Despite moving away from the completely conceptual approach of ‘Deep Blue’, Parkway Drive stick to the same format as other releases and open with an instrumental piece that slowly builds expectation when dark lyrics capture attention. Anticipation is intensely hanging in the air as ‘Old Ghosts / New Regrets’ roars into action with a driven speed that demands a mosh-pit to open.
Noting the success of the anthemic ‘Home Is For The Heartless’ from their last album, Parkway Drive have offered a few more dramatic and powerful moments which will surely cause unity at a live show. ‘The River’ and ‘Wild Eyes’ could easily fill a stadium whilst title-track ‘Atlas’ includes some exciting moments that reflect Bleeding Through’s orchestral approach.
If old-school, meaty Parkway Drive riffs are what you are crave there are still several tracks that cater for those hungry needs including ‘Sleigh of Hand’ which hosts licks similar to ‘Idols And Anchors’. And for those after a fast-paced assault on the ears, look no further than one of the closing tracks ‘Snake Oil And Holy Water’ which is sure to rip a new one into any venue.

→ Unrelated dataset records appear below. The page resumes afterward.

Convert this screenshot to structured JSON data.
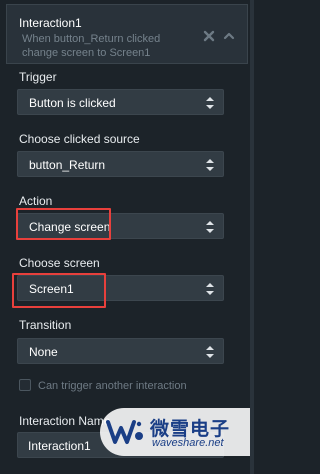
{
  "colors": {
    "background": "#1c2329",
    "header_bg": "#29323a",
    "field_bg": "#323c44",
    "highlight": "#e8403c",
    "muted_text": "#75828c",
    "watermark_text": "#1a3e86"
  },
  "header": {
    "title": "Interaction1",
    "description": "When button_Return clicked change screen to Screen1",
    "icons": [
      "close-icon",
      "chevron-up-icon"
    ]
  },
  "trigger": {
    "label": "Trigger",
    "value": "Button is clicked"
  },
  "source": {
    "label": "Choose clicked source",
    "value": "button_Return"
  },
  "action": {
    "label": "Action",
    "value": "Change screen",
    "highlighted": true
  },
  "screen": {
    "label": "Choose screen",
    "value": "Screen1",
    "highlighted": true
  },
  "transition": {
    "label": "Transition",
    "value": "None"
  },
  "chain": {
    "label": "Can trigger another interaction",
    "checked": false
  },
  "name": {
    "label": "Interaction Name",
    "value": "Interaction1"
  },
  "watermark": {
    "cn": "微雪电子",
    "en": "waveshare.net"
  }
}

As a whole ‘Atlas’ encompasses the true essence of what every fan loves about Parkway Drive. It could be seen as a more polished version of ‘Killing With A Smile’ whilst embracing the mature moments of ‘Deep Blue’.
Parkway Drive aren’t doing anything unconventional, they aren’t re-writing metalcore; they are continuing to define it. Each album the band produce develops over time as a milestone in the genre, in a few years time ‘Atlas’ will be reflected upon in the same inspiring light as all of their other works. Ultimately, Parkway Drive continue to set the standard in metalcore, a marker in musical excellence that very few others will reach.